Des aveux contestables
A son procès dimanche, Vianney Ouraghi, un des Français jugés pour son appartenance au groupe Etat islamique, a affirmé qu'il avait appartenu au groupe jihadiste mais jamais combattu, et qu'il ne s'était même jamais rendu en Irak. Face à lui, le juge a détaillé ses aveux en détention, où il aurait reconnu avoir rejoint "un centre d'accueil des combattants étrangers à Mossoul" en Irak. C'est sur cette base qu'il a été condamné à mort.
Or de nombreux avocats et humanitaires accusent l'Irak d'avoir recours à la torture pour extorquer les aveux sur lesquels reposent ces condamnations. Human Rights Watch explique avoir "documenté le recours par les interrogateurs à diverses techniques de torture", dont la simulation de noyade, une méthode qui ne laisse pas de séquelles physiques.

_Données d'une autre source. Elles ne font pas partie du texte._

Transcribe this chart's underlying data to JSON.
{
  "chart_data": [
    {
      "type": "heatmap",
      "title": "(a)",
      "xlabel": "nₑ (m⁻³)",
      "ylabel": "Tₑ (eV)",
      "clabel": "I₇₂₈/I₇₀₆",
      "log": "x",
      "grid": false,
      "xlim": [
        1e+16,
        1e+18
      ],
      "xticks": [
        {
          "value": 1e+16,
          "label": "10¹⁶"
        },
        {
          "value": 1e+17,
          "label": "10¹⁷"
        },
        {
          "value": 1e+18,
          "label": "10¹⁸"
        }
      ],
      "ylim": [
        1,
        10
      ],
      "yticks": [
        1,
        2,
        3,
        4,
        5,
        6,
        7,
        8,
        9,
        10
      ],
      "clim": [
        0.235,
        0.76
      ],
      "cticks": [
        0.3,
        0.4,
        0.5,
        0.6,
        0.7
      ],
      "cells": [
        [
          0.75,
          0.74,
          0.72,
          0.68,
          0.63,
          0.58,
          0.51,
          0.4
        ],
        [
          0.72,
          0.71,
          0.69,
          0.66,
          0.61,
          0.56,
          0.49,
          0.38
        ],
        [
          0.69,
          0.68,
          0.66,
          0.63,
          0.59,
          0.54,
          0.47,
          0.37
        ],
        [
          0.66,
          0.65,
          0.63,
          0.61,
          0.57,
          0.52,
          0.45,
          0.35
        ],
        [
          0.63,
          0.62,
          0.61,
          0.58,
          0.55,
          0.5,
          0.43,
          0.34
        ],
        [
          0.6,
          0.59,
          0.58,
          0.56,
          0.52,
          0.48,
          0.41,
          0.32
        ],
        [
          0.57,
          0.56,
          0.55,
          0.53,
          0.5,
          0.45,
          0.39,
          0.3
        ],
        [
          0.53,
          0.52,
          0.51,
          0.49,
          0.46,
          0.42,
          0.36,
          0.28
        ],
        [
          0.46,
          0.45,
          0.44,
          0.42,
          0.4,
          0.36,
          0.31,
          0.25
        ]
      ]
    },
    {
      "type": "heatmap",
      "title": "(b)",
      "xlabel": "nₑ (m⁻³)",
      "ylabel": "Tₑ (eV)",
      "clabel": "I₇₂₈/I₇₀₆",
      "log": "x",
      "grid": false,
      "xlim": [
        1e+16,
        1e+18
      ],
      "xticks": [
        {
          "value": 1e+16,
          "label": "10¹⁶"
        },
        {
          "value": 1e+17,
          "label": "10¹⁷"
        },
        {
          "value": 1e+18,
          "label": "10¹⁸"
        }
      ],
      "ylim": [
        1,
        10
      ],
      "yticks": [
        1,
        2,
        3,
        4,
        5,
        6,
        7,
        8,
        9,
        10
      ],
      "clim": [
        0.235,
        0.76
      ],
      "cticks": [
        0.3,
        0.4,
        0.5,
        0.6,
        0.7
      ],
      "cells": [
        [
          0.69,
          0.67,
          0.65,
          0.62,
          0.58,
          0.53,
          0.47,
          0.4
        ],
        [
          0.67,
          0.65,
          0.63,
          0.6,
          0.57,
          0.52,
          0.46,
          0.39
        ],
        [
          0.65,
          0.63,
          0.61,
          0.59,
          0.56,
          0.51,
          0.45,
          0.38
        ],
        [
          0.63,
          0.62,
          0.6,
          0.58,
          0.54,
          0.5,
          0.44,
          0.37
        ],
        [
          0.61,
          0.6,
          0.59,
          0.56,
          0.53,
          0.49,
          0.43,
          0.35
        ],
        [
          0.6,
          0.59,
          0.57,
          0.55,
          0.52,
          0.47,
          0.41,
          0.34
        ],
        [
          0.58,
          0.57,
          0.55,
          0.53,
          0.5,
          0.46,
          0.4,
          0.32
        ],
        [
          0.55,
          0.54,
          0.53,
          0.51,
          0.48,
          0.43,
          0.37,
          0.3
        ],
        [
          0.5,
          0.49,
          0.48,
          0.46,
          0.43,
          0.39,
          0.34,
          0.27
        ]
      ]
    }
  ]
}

L'autre jihadiste français condamné dimanche, Fodil Tahar Aouidate, avait d'ailleurs vu son procès reporté de six jours après avoir, lors de sa première audience, accusé ses interrogateurs de l'avoir frappé pour obtenir une confession.
Le juge n'a pas posé de questions sur le lieu et la date des actes de torture, ni sur la personne qui l’avait commise, ni sur la méthode de torture.
Human Rights Watchà l'AFP
Il a cependant accordé une expertise médicale, qui a conclu à l'absence de torture, permettant sa condamnation dimanche. Dans le cas d'un autre Français, cette expertise n'avait pas été accordée, affirme l'ONG : "Le juge lui a demandé de soulever sa chemise et, semble-t-il, parce qu’il n’y avait pas signe évident de torture, l’a condamné à mort sans lui poser de questions sur ces allégations."